A final word on increasing beer taxes: As a consumer of high-end, specialty beers, I, along with like-minded consumers, already pay significantly more for the same quality of beer than do mainstream beer drinkers. The unique craft brews and imports we enjoy already cost around two times (or higher) more than typical American industrial beers. Raising excise taxes on all beers will price many of these special beers out of consumers' price range -- hurting not only consumers but a number of American small businesses in the process.

Meanwhile, it cannot be overstated that the high-end beers that can least afford price hikes are already of no interest to "problem drinkers" whose consumption is the target of such "sin" taxes in the first place. The beers enjoyed by connoisseurs, by virtue of their price and richness in flavor, are highly unlikely candidates for abuse. It is the mass-market, inexpensive mainstream beers that fall into this category; already they are inexpensive and accessible enough to be far less affected than high-quality artisanal beers.

I must emphasize that I oppose, on grounds of principle, any increase whatsoever in such excise taxes, even an incremental one. Again, if we are all to benefit, then let us all pay our fair share. Tax schemes that work otherwise are not only unfair but, to be honest, the mark of political cowardice.

I hope I can count on you to stand in firm opposition to any increase in beer excise taxes. I will give my support to any officials who fight against unfair tax increases that disproportionately target an arbitrary category of law-abiding citizens. I will not hesitate to withhold my support from those who do not.

Thank you very much for your attention on this important matter.


michael Reinhardt said...

I seem to remember something about taxation without representation. I don't know where I read that. Where is the representation. Unfortunately, we would be dumping out beer. We could get more people home brewing, but they would increase the cost of supplies. We really do need someone to fight this fight against "sin" taxing.

nate said...

I did my do-diligence and emailed my senators. While I am all for brotherly love and help the poor and widowed, I don't think it is the task of the government to demand it of me.

I suggested in my email, to start taxing bigmac meals and pork rinds since more Americans are afflicted with obesity and dies of heart disease than alcoholism.
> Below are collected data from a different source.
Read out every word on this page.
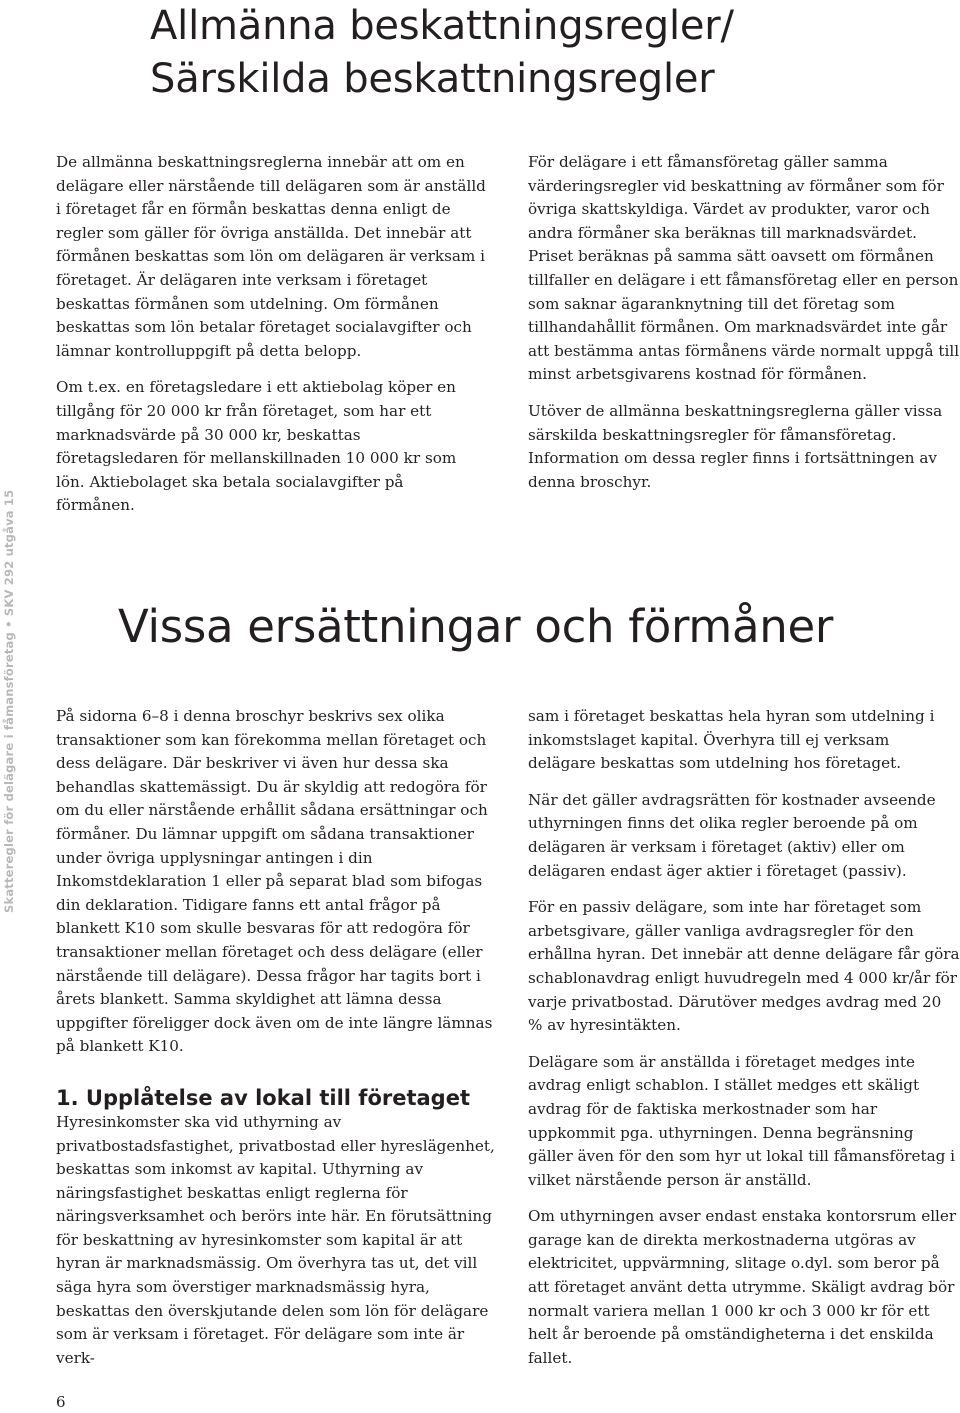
Allmänna beskattningsregler/
Särskilda beskattningsregler
Skatteregler för delägare i fåmansföretag • SKV 292 utgåva 15

De allmänna beskattningsreglerna innebär att om en delägare eller närstående till delägaren som är anställd i företaget får en förmån beskattas denna enligt de regler som gäller för övriga anställda. Det innebär att förmånen beskattas som lön om delägaren är verksam i företaget. Är delägaren inte verksam i företaget beskattas förmånen som utdelning. Om förmånen beskattas som lön betalar företaget socialavgifter och lämnar kontrolluppgift på detta belopp.

Om t.ex. en företagsledare i ett aktiebolag köper en tillgång för 20 000 kr från företaget, som har ett marknadsvärde på 30 000 kr, beskattas företagsledaren för mellanskillnaden 10 000 kr som lön. Aktiebolaget ska betala socialavgifter på förmånen.

För delägare i ett fåmansföretag gäller samma värderingsregler vid beskattning av förmåner som för övriga skattskyldiga. Värdet av produkter, varor och andra förmåner ska beräknas till marknadsvärdet. Priset beräknas på samma sätt oavsett om förmånen tillfaller en delägare i ett fåmansföretag eller en person som saknar ägaranknytning till det företag som tillhandahållit förmånen. Om marknadsvärdet inte går att bestämma antas förmånens värde normalt uppgå till minst arbetsgivarens kostnad för förmånen.

Utöver de allmänna beskattningsreglerna gäller vissa särskilda beskattningsregler för fåmansföretag. Information om dessa regler finns i fortsättningen av denna broschyr.

Vissa ersättningar och förmåner

På sidorna 6–8 i denna broschyr beskrivs sex olika transaktioner som kan förekomma mellan företaget och dess delägare. Där beskriver vi även hur dessa ska behandlas skattemässigt. Du är skyldig att redogöra för om du eller närstående erhållit sådana ersättningar och förmåner. Du lämnar uppgift om sådana transaktioner under övriga upplysningar antingen i din Inkomstdeklaration 1 eller på separat blad som bifogas din deklaration. Tidigare fanns ett antal frågor på blankett K10 som skulle besvaras för att redogöra för transaktioner mellan företaget och dess delägare (eller närstående till delägare). Dessa frågor har tagits bort i årets blankett. Samma skyldighet att lämna dessa uppgifter föreligger dock även om de inte längre lämnas på blankett K10.

1. Upplåtelse av lokal till företaget

Hyresinkomster ska vid uthyrning av privatbostadsfastighet, privatbostad eller hyreslägenhet, beskattas som inkomst av kapital. Uthyrning av näringsfastighet beskattas enligt reglerna för näringsverksamhet och berörs inte här. En förutsättning för beskattning av hyresinkomster som kapital är att hyran är marknadsmässig. Om överhyra tas ut, det vill säga hyra som överstiger marknadsmässig hyra, beskattas den överskjutande delen som lön för delägare som är verksam i företaget. För delägare som inte är verk-

sam i företaget beskattas hela hyran som utdelning i inkomstslaget kapital. Överhyra till ej verksam delägare beskattas som utdelning hos företaget.

När det gäller avdragsrätten för kostnader avseende uthyrningen finns det olika regler beroende på om delägaren är verksam i företaget (aktiv) eller om delägaren endast äger aktier i företaget (passiv).

För en passiv delägare, som inte har företaget som arbetsgivare, gäller vanliga avdragsregler för den erhållna hyran. Det innebär att denne delägare får göra schablonavdrag enligt huvudregeln med 4 000 kr/år för varje privatbostad. Därutöver medges avdrag med 20 % av hyresintäkten.

Delägare som är anställda i företaget medges inte avdrag enligt schablon. I stället medges ett skäligt avdrag för de faktiska merkostnader som har uppkommit pga. uthyrningen. Denna begränsning gäller även för den som hyr ut lokal till fåmansföretag i vilket närstående person är anställd.

Om uthyrningen avser endast enstaka kontorsrum eller garage kan de direkta merkostnaderna utgöras av elektricitet, uppvärmning, slitage o.dyl. som beror på att företaget använt detta utrymme. Skäligt avdrag bör normalt variera mellan 1 000 kr och 3 000 kr för ett helt år beroende på omständigheterna i det enskilda fallet.

6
Plus the revenue would be greater.

Brad said...

Nate, I've heard the idea of taxing sugary soft drinks (and perhaps other junk food; I can't recall the details) as one method of coming up with funds for healthcare programs. At least that makes more sense to me than taxing alcohol, given the science that actually links moderate alcohol consumption to improved health. Lew Bryson pointed to a World Health Organization study that suggested the costs vs. benefits of alcohol consumption are basically a wash. Now, you don't hear too many tax-happy, anti-beer types trumpeting those kinds of data.

Michael, I wonder how big home brewing would have to get before the taxman starts licking his lips. Sometimes I'm happy to fly under the radar.